Dans le domaine des transports, six projets ont été retenus à l'issue de l'AMI "Chaîne de traction thermique" pour un budget total de 693 millions d'euros et 207 millions d'euros d'intervention financière du PIA. L'essentiel des projets portent sur des formes d'hybridation du moteur thermique et sont portés essentiellement par de grandes entreprises. "Ils devraient permettre de repositionner les constructeurs français comme leaders mondiaux sur un certain nombre de technologies innovantes", pronostique l'Ademe, qui estime le chiffre d'affaires annuel induit à l'horizon 2020 à environ 1 milliard d'euros, permettant le maintien et la transformation d'environ 5.000 emplois. Autres exemples mis en exergue : les deux AMI "Mobilité" et "Chaînes logistiques" qui visent à favoriser le développement d'une offre globale de déplacement en agissant sur les véhicules, les infrastructures, les systèmes d'information et les services. Au total, 37 projets ont été reçus et cinq financés, issus majoritairement de PME innovantes pour un coût total de 47 millions d'euros et une intervention du PIA de 19 millions d'euros. "En 2020, les expérimentations financées devraient concerner plus de 2,5 millions de personnes et éviter l'émission d'environ 600.000 tonnes de CO2/an, tout en améliorant la qualité l'environnement (urbain en particulier)", indique l'Ademe qui table sur un chiffre d'affaires annuel de 170 millions d'euros à l'horizon 2020 et sur plus d'un millier d'emplois induits. Parmi les projets retenus figure Optimod'Lyon, piloté par le Grand Lyon. D'un coût de 6,8 millions d'euros dont 2,8 millions d'euros apportés par le PIA, il vise à centraliser toutes les données de la mobilité (réseaux routiers, transports en commun, vélos en libre-service, autopartage, covoiturage…) pour mettre à disposition des usagers des informations en temps réel sur l'ensemble des modes de transport.

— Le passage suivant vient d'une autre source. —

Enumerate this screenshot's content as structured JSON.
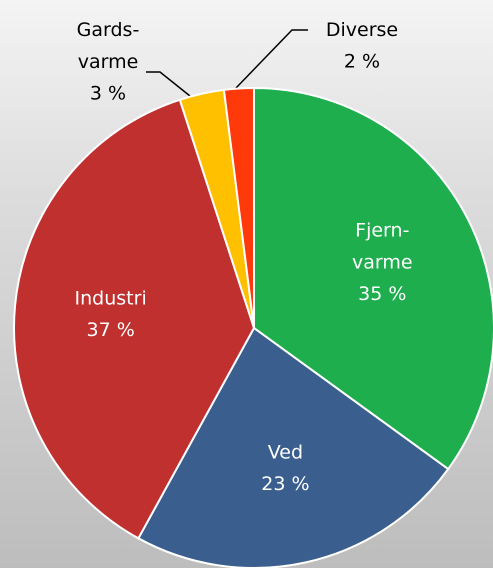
{
  "chart_data": {
    "type": "pie",
    "categories": [
      "Fjern-\nvarme",
      "Ved",
      "Industri",
      "Gards-\nvarme",
      "Diverse"
    ],
    "values": [
      35,
      23,
      37,
      3,
      2
    ],
    "value_labels": [
      "35 %",
      "23 %",
      "37 %",
      "3 %",
      "2 %"
    ],
    "colors": [
      "#1eae4e",
      "#3a5e8e",
      "#bf302e",
      "#ffc000",
      "#ff3a0a"
    ]
  }
}
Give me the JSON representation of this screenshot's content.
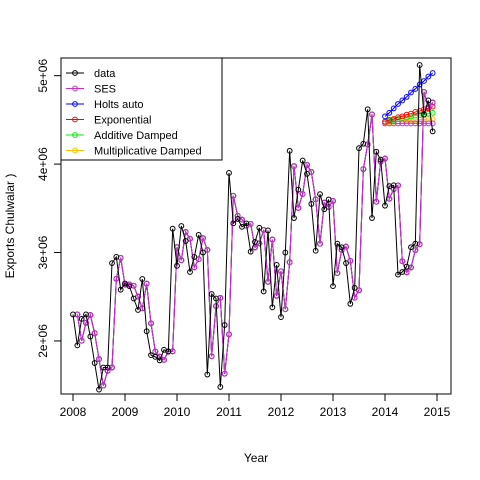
{
  "chart_data": {
    "type": "line",
    "title": "",
    "xlabel": "Year",
    "ylabel": "Exports Chulwalar )",
    "xlim": [
      2008,
      2015
    ],
    "ylim": [
      1400000,
      5200000
    ],
    "x_ticks": [
      2008,
      2009,
      2010,
      2011,
      2012,
      2013,
      2014,
      2015
    ],
    "x_tick_labels": [
      "2008",
      "2009",
      "2010",
      "2011",
      "2012",
      "2013",
      "2014",
      "2015"
    ],
    "y_ticks": [
      2000000,
      3000000,
      4000000,
      5000000
    ],
    "y_tick_labels": [
      "2e+06",
      "3e+06",
      "4e+06",
      "5e+06"
    ],
    "grid": false,
    "legend_position": "top-left",
    "series": [
      {
        "name": "data",
        "color": "#000000",
        "x_start": 2008,
        "step": 0.0833333,
        "values": [
          2300000,
          1950000,
          2250000,
          2300000,
          2050000,
          1750000,
          1450000,
          1700000,
          1700000,
          2880000,
          2950000,
          2580000,
          2650000,
          2620000,
          2480000,
          2350000,
          2700000,
          2110000,
          1840000,
          1820000,
          1780000,
          1900000,
          1880000,
          3270000,
          2850000,
          3300000,
          3130000,
          2780000,
          2950000,
          3200000,
          3000000,
          1620000,
          2530000,
          2480000,
          1480000,
          2180000,
          3900000,
          3330000,
          3380000,
          3290000,
          3330000,
          3010000,
          3120000,
          3280000,
          2560000,
          3250000,
          2380000,
          2860000,
          2270000,
          3000000,
          4150000,
          3390000,
          3710000,
          4040000,
          3890000,
          3550000,
          3020000,
          3660000,
          3490000,
          3600000,
          2620000,
          3100000,
          3060000,
          2880000,
          2420000,
          2600000,
          4180000,
          4230000,
          4620000,
          3390000,
          4140000,
          4050000,
          3530000,
          3750000,
          3760000,
          2750000,
          2780000,
          2840000,
          3060000,
          3100000,
          5120000,
          4560000,
          4720000,
          4370000
        ]
      },
      {
        "name": "SES",
        "color": "#cc33cc",
        "forecast_x_start": 2014,
        "forecast_values": [
          4460000,
          4460000,
          4460000,
          4460000,
          4460000,
          4460000,
          4460000,
          4460000,
          4460000,
          4460000,
          4460000,
          4460000
        ]
      },
      {
        "name": "Holts auto",
        "color": "#0000ff",
        "forecast_x_start": 2014,
        "forecast_values": [
          4540000,
          4580000,
          4630000,
          4680000,
          4720000,
          4760000,
          4810000,
          4850000,
          4900000,
          4940000,
          4990000,
          5030000
        ]
      },
      {
        "name": "Exponential",
        "color": "#ff0000",
        "forecast_x_start": 2014,
        "forecast_values": [
          4480000,
          4500000,
          4510000,
          4530000,
          4540000,
          4560000,
          4570000,
          4590000,
          4600000,
          4620000,
          4630000,
          4650000
        ]
      },
      {
        "name": "Additive Damped",
        "color": "#00ee00",
        "forecast_x_start": 2014,
        "forecast_values": [
          4480000,
          4490000,
          4500000,
          4510000,
          4520000,
          4530000,
          4540000,
          4550000,
          4555000,
          4560000,
          4570000,
          4580000
        ]
      },
      {
        "name": "Multiplicative Damped",
        "color": "#ffbb00",
        "forecast_x_start": 2014,
        "forecast_values": [
          4470000,
          4475000,
          4480000,
          4485000,
          4490000,
          4495000,
          4500000,
          4500000,
          4505000,
          4505000,
          4510000,
          4510000
        ]
      }
    ]
  }
}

Il vise notamment deux grandes premières : l'une à l'échelle mondiale, avec un navigateur sur téléphone mobile offrant toute l'information en temps réel sur la mobilité urbaine, l'autre à l'échelle européenne avec la prévision de trafic à 1h en contexte urbain.

Déchets et écologie industrielle

Enfin, dans le domaine des déchets et de l'écologie industrielle, les deux premiers AMI qui ont été lancés ont mobilisé majoritairement des PME. Le PIA est intervenu à hauteur de "plus de 50 millions d'euros pour accompagner plus de 150 millions de projets de solutions innovantes sur des marchés encore incertains et risqués", pointe l'Ademe. Cinq projets relèvent des filières de responsabilité élargie des producteurs (REP) – dont un sur les pneus usagés, porté par Michelin –, cinq autres concernent le recyclage des matériaux stratégiques, des déchets organiques ou des composites, deux la valorisation énergétique et deux autres l'écologie industrielle. Leur impact sur l'emploi est particulièrement fort (plus de 1.000 emplois induits à l'horizon 2020, notamment dans le recyclage), assure l'Ademe, qui souligne également "un impact stratégique en terme d'indépendance d'approvisionnement pour la France" et "un impact en terme d'émission de gaz à effet de serre, particulièrement pour la valorisation énergétique."